On one of my Tonight Show appearances another guest was the great opera singer, Luciano Pavarotti. For some reason we had an adjoining dressing room, separated only by a flimsy sliding door. I was already in the make-up room when Pavarotti arrived late, and he apparently went into my side of the dressing room and changed into his tux, leaving his humongous gray slacks on a hanger.

I really didn’t give it much thought, being totally engrossed in what was about to be my 20th appearance with Johnny Carson, something I could only have dreamed about. My set went exceedingly well, even getting belly laughs from the great Pavarotti when I unwittingly did an obese joke, forgetting he was sitting over on the couch next to Johnny.

After the show was over and I said my thanks to Johnny and the staff, I retreated to my dressing room, to be joined only by a writer friend who was my guest. By this time everyone who worked on the show, including the other guests, crew, staff, etc. had gone home. It was just me and my friend and nobody else.
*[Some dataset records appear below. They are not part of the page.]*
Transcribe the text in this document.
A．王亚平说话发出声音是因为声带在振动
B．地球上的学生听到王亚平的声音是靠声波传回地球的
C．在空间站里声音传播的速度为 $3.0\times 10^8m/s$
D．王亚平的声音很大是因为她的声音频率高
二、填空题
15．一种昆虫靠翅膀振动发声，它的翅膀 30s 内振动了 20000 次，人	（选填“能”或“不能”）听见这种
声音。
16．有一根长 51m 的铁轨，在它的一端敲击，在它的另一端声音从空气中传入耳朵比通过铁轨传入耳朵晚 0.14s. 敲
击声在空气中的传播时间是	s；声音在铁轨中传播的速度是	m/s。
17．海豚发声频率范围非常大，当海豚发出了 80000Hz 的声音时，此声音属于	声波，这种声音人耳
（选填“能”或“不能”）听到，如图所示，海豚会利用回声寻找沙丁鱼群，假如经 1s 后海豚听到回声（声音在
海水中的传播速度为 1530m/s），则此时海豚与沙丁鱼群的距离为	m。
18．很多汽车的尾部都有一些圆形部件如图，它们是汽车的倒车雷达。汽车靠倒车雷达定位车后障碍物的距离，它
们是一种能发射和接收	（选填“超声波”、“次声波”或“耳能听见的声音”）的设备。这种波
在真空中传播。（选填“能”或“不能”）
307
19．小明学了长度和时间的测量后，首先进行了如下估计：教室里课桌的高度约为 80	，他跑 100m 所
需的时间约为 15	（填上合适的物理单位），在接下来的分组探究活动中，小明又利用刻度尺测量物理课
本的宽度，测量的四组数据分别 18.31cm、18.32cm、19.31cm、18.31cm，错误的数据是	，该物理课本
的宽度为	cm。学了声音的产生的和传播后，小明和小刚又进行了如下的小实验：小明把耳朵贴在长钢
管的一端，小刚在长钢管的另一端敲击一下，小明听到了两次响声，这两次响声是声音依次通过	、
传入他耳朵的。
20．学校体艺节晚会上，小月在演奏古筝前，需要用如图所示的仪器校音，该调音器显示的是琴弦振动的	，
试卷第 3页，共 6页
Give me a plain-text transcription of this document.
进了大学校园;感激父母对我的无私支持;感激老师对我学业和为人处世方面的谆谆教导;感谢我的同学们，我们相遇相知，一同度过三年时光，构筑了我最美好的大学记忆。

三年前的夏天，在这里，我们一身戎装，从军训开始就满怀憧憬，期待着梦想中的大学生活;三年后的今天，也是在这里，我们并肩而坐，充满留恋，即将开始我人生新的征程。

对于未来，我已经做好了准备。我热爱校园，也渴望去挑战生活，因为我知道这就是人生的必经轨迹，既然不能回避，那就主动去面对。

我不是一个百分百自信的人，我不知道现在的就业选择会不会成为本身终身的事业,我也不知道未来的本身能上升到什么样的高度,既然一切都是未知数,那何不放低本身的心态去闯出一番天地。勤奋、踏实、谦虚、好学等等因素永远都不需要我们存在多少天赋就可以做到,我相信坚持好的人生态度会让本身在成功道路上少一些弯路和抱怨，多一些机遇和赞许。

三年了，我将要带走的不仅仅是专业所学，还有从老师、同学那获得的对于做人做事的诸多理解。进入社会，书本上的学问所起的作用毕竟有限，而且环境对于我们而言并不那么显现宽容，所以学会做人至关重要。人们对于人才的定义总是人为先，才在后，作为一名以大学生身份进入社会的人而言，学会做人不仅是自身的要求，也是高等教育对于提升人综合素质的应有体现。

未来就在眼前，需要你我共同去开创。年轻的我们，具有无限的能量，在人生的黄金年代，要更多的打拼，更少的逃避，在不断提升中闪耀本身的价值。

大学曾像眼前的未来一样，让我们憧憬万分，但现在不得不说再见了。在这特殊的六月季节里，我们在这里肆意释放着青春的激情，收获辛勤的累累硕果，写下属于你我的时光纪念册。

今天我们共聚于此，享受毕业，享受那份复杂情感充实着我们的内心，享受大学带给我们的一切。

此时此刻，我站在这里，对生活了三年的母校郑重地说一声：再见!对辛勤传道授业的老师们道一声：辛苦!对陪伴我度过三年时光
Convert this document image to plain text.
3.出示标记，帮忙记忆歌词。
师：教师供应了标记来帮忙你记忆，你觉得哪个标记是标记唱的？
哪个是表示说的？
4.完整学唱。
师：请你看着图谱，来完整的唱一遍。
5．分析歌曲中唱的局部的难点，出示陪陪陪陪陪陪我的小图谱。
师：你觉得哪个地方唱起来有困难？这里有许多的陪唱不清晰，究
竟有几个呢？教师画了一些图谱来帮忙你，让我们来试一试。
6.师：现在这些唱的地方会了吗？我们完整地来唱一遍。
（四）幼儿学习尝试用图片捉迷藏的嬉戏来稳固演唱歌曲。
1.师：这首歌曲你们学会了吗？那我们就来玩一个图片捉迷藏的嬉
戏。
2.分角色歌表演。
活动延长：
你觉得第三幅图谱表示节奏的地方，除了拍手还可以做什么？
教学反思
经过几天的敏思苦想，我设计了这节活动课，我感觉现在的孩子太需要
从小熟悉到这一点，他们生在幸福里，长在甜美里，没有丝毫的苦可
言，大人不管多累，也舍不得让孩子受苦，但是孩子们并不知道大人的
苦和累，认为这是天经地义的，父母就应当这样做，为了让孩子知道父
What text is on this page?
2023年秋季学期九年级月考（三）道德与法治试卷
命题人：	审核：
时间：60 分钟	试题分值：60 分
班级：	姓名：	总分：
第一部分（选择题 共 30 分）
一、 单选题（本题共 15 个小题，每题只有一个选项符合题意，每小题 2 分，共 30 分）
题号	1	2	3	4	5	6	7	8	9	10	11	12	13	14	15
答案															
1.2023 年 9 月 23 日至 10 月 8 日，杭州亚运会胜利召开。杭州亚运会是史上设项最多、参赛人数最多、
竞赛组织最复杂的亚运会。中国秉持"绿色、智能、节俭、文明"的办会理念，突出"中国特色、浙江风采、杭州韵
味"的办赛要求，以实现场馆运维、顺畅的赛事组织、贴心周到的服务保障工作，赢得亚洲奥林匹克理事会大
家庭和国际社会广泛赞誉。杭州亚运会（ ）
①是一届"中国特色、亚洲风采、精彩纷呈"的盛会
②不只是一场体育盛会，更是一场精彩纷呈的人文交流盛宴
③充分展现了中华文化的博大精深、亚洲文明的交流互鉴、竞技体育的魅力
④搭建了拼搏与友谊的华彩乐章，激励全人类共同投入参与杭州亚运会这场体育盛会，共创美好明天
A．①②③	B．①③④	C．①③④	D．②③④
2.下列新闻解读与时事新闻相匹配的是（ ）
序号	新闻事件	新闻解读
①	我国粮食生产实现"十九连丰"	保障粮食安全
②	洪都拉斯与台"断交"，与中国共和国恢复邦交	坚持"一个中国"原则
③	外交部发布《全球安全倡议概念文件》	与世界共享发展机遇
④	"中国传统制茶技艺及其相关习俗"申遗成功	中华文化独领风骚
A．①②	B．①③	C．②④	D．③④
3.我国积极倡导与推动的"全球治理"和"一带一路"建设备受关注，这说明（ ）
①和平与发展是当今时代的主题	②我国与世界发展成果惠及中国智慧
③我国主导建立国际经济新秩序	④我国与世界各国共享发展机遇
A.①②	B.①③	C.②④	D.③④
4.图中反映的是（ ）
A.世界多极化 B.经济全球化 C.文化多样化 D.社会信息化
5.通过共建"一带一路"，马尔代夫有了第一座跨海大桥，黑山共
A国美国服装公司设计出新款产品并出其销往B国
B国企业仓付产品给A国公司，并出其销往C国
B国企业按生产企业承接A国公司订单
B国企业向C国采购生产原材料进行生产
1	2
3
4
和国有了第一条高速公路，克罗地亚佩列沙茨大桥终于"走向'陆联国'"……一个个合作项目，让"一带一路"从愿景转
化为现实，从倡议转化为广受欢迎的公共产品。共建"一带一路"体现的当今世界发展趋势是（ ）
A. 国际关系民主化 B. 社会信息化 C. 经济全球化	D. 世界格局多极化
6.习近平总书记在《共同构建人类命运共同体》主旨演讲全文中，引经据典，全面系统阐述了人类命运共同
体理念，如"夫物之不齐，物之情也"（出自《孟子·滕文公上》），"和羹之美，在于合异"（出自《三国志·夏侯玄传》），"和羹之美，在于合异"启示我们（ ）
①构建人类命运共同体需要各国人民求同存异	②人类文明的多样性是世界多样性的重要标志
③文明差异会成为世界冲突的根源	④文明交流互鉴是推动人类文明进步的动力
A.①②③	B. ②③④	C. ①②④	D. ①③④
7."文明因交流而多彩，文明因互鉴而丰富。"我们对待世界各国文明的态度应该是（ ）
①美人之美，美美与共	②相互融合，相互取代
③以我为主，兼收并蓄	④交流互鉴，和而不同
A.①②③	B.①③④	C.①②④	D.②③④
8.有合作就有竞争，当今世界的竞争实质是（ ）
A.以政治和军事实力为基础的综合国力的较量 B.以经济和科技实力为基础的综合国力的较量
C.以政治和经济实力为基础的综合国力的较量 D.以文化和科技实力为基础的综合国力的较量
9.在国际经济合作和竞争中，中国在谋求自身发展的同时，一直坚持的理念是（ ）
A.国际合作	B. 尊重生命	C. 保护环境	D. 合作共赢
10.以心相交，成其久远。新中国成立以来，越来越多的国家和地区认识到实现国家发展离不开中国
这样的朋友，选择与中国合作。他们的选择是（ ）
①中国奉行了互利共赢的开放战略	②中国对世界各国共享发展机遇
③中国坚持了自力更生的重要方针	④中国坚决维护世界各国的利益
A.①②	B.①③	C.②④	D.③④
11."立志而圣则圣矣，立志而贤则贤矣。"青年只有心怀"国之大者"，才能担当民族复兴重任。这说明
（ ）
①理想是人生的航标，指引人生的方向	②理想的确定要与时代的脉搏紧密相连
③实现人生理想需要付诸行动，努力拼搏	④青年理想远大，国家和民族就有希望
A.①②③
As we were getting ready to leave, my buddy noticed Pavarotti’s ratty old gray pants on a hanger. The opera icon apparently had left in his tux in a rush and never bothered to grab his pants.

“We should take them for safekeeping,” he said. “Maybe he just doesn’t want them, but at least they won’t get lost if Pavarotti ever needs his pants back.”

We went to the parking lot and got in my car, and when I looked over I noticed that he did indeed have Pavarotti’s pants. However, by the time I dropped him off at his apartment he decided they would be safer with me.

“I’m leaving them in your car,” he said. “You keep them.”

So I took them home and put them in a drawer. For years I had dreams that Pavarotti’s people were going to notify authorities that his pants were missing, and were last seen in an adjoining dressing room he shared at NBC with Bobby Kelton.

To this day I’m not sure if they have value or what to do with them. However, I do have some peace of mind knowing that if I ever go on a weight-gaining binge, I won’t have to go to a Big and Tall Men’s store for some pants. I have all I need sitting in my drawer. And just in case, I’m learning the words to “Figaro.”